• L'écriture cursive ne s'acquiert qu'à l'âge de...

    ... à compléter au gré des modes, du dernier chercheur à avoir longuement réfléchi à la question, de la décision du CPC ou de l'IEN de circonscription. Cela peut aller de quatre à cinq ans selon Maria Montessori dans ses classes pour enfants romains défavorisés des années 1920 à plus de huit ans désormais. Il y a même régulièrement des bruits qui courent comme quoi, l'écriture cursive est impossible à acquérir et qu'il vaudrait mieux l'abandonner purement et simplement.

    Chez nous, dans la classe à triple niveau de notre village, l'âge moyen se situe entre cinq ans et six ans et quelques mois. Régulièrement. Depuis des années. Avec tous les élèves (sauf un qui, selon le psychologue scolaire, avait à 6 ans et quelques miettes un âge mental de 3 ans).

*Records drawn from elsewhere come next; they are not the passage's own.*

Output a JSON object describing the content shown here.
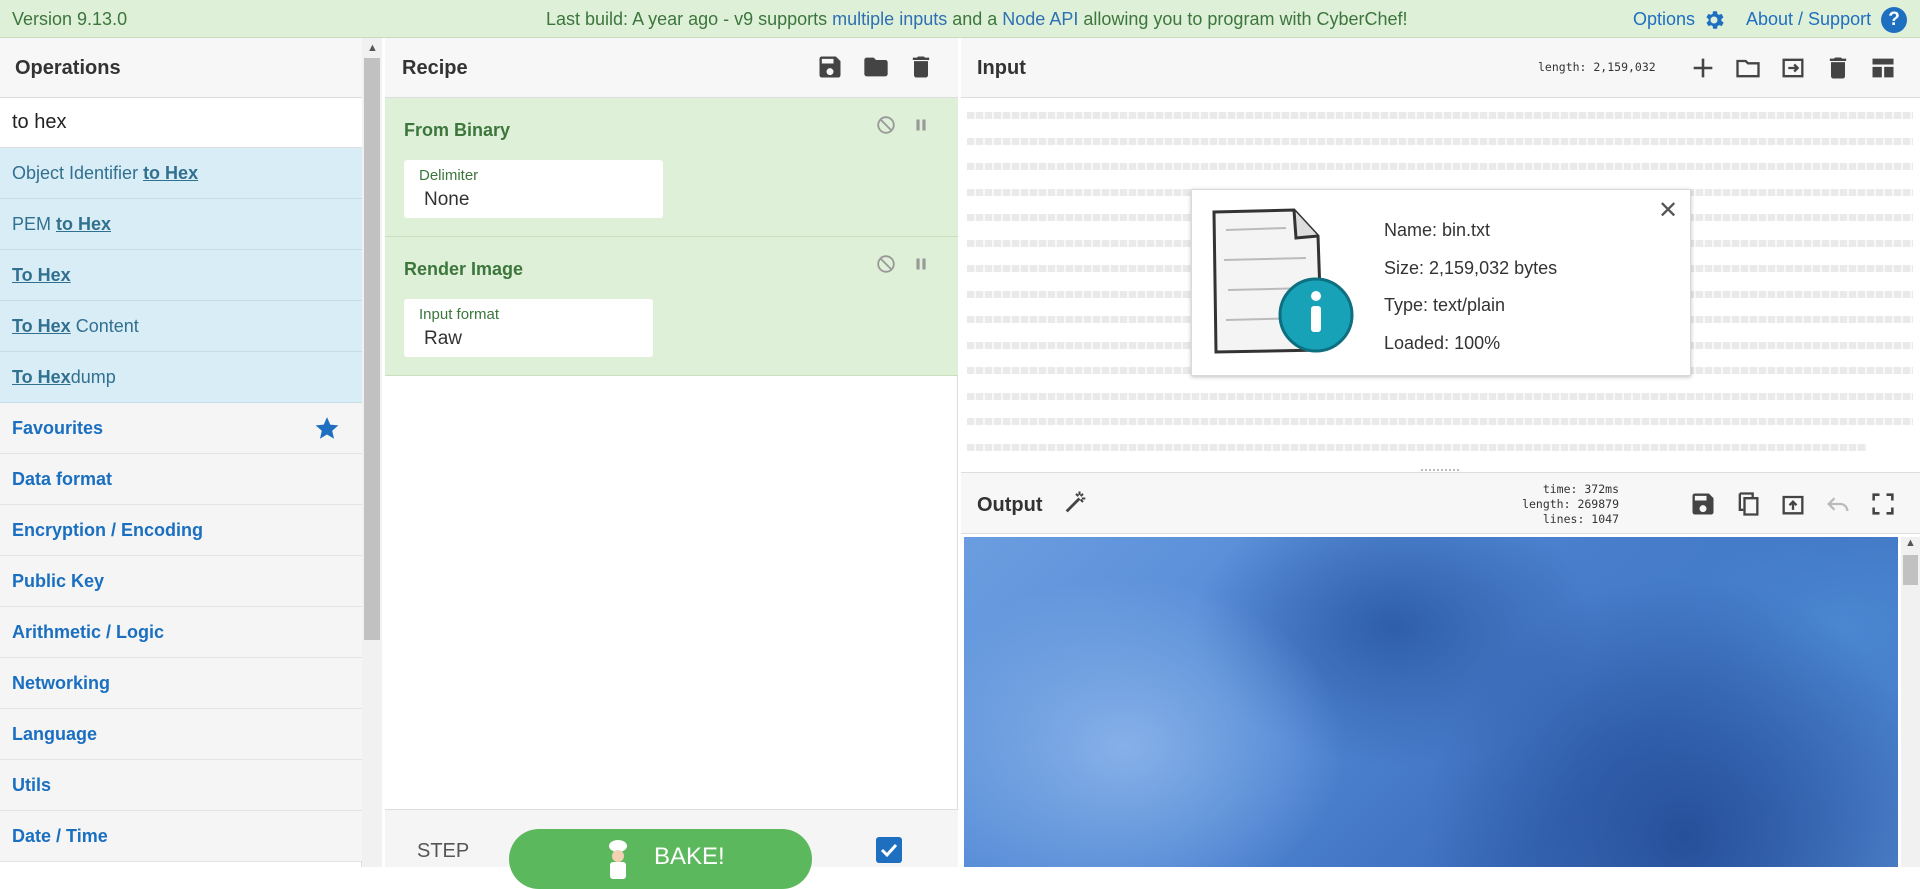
{
  "banner": {
    "version": "Version 9.13.0",
    "build_prefix": "Last build: A year ago - v9 supports ",
    "build_link1": "multiple inputs",
    "build_mid": " and a ",
    "build_link2": "Node API",
    "build_suffix": " allowing you to program with CyberChef!",
    "options_label": "Options",
    "about_label": "About / Support",
    "help_glyph": "?"
  },
  "operations": {
    "title": "Operations",
    "search_value": "to hex",
    "results": [
      {
        "pre": "Object Identifier ",
        "match": "to Hex",
        "post": ""
      },
      {
        "pre": "PEM ",
        "match": "to Hex",
        "post": ""
      },
      {
        "pre": "",
        "match": "To Hex",
        "post": ""
      },
      {
        "pre": "",
        "match": "To Hex",
        "post": " Content"
      },
      {
        "pre": "",
        "match": "To Hex",
        "post": "dump"
      }
    ],
    "categories": [
      "Favourites",
      "Data format",
      "Encryption / Encoding",
      "Public Key",
      "Arithmetic / Logic",
      "Networking",
      "Language",
      "Utils",
      "Date / Time"
    ]
  },
  "recipe": {
    "title": "Recipe",
    "ops": [
      {
        "name": "From Binary",
        "arg_label": "Delimiter",
        "arg_value": "None"
      },
      {
        "name": "Render Image",
        "arg_label": "Input format",
        "arg_value": "Raw"
      }
    ],
    "step_label": "STEP",
    "bake_label": "BAKE!"
  },
  "input": {
    "title": "Input",
    "length_stat": "length: 2,159,032"
  },
  "file_details": {
    "name": "Name: bin.txt",
    "size": "Size: 2,159,032 bytes",
    "type": "Type: text/plain",
    "loaded": "Loaded: 100%"
  },
  "output": {
    "title": "Output",
    "time_stat": "time:  372ms",
    "length_stat": "length: 269879",
    "lines_stat": "lines:   1047"
  },
  "colors": {
    "banner_bg": "#dff0d8",
    "op_result_bg": "#d9edf7",
    "recipe_op_bg": "#dff0d8",
    "category_text": "#1a6fc0",
    "bake_green": "#5cb85c"
  }
}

    Petite preuve en images avec une histoire passionnante aux rebondissements échevelés qui ont fait mourir d'angoisse puis de rire les sept zozos de cette années, sous l'œil attendri ou envieux de leurs huit camarades de CP et des cinq élèves de CE1.
    Je tiens à signaler que j'ai pris exprès les quatre enfants qui écrivent avec le moins d'aisance. Leur âge au mois près sera indiqué sous chaque page de l'histoire, car cela a une importance capitale à ce stade de la scolarité.

    1) Situation initiale :

    L'écriture cursive ne s'acquiert que vers...
    Écriture : Marc-Antonin, 6 ans 1 mois
    Illustration : Lilia, 6 ans 3 mois

    2) L'élément perturbateur ; première péripétie !

    L'écriture cursive ne s'acquiert que vers...
    Écriture : Dylan, 6 ans 1 mois
    Illustration : Cali, 6 ans 3 mois

    3) Arrivée de l'élément de résolution ; deuxième péripétie...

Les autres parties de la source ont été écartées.